Evidence for line nodes in the energy gap of the overdoped Ba(Fe$_{1-x}$Co$_{x}$)$_{2}$As$_{2}$ from low-temperature specific heat measurements

TL;DR

This study provides evidence of line nodes in the energy gap of overdoped Ba(Fe$_{1-x}$Co$_{x}$)$_2$As$_2$ through low-temperature specific heat measurements, indicating doping-dependent changes in superconducting gap structure.

Contribution

It is the first to identify line nodes in the energy gap of overdoped Ba(Fe$_{1-x}$Co$_{x}$)$_2$As$_2$ using specific heat data across various doping levels.

Findings

Presence of a $T^2$ term in overdoped samples indicating line nodes.

Faster increase of field-induced electron specific heat coefficient in overdoped samples.

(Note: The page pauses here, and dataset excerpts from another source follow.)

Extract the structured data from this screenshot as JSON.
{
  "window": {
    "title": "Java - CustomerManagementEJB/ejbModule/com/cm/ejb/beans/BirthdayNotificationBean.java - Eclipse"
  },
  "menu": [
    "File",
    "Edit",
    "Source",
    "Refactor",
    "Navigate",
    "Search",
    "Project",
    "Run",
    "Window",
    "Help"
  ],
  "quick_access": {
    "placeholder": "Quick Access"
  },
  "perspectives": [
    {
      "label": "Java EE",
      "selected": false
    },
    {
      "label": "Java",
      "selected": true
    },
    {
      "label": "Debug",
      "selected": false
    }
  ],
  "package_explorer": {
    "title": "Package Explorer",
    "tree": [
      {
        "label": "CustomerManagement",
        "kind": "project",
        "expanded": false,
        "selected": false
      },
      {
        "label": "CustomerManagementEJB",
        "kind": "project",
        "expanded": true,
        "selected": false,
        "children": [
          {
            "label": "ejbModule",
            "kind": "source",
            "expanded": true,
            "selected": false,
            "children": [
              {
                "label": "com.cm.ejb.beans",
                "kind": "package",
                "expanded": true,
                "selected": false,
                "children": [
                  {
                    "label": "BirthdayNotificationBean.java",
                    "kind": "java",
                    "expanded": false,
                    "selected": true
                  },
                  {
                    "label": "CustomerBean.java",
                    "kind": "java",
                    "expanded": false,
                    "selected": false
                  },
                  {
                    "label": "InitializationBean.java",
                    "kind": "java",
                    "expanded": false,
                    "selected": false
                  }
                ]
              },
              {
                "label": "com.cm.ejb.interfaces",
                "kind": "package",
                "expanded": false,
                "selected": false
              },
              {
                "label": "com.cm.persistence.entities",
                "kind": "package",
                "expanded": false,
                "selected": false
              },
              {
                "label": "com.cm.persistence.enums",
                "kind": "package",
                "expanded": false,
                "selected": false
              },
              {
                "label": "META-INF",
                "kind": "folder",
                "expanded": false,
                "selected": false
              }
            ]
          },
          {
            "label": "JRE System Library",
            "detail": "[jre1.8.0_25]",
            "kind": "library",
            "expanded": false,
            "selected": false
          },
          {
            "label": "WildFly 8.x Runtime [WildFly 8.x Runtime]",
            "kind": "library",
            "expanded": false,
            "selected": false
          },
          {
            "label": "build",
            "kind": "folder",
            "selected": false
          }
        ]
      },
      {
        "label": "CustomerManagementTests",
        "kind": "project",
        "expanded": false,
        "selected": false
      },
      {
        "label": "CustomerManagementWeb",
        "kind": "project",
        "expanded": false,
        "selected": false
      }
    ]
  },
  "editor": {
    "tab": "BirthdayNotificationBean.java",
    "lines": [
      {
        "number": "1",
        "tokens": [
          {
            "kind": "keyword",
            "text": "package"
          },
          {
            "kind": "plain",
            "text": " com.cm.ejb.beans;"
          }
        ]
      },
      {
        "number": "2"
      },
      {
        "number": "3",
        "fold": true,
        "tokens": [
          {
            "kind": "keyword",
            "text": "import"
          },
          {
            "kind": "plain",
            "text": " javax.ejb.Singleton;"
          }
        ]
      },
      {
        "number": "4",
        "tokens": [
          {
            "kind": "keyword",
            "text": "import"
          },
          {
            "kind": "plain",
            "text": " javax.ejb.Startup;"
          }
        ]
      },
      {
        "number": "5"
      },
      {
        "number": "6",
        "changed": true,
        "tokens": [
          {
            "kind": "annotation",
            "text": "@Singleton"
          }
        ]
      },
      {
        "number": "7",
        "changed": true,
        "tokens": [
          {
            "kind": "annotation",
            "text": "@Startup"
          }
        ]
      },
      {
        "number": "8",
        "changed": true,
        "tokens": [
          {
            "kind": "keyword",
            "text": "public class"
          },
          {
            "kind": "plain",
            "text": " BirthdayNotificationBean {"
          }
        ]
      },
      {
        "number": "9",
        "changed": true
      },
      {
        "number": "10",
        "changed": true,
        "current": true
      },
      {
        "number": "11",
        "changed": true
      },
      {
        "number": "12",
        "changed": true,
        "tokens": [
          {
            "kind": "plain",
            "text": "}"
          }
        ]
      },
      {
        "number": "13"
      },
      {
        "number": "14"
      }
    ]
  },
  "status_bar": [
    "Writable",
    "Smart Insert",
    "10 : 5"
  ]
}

Superconducting gap structures vary significantly with doping.

Abstract

Low-temperature specific heat (SH) is measured on Ba(Fe$_{1-x}$Co$_{x}$)$_2$As$_2$ single crystals in a wide doping region under different magnetic fields. For the overdoped sample, we find the clear evidence for the presence of $T^2$ term in the data, which is absent both for the underdoped and optimal doped samples, suggesting the presence of line nodes in the energy gap of the overdoped samples. Moreover, the field induced electron specific heat coefficient $\Delta\gamma(H)$ increases more quickly with the field for the overdoped sample than the underdoped and optimal doped ones, giving another support to our arguments. Our results suggest that the superconducting gap(s) in the present system may have different structures strongly depending on the doping regions.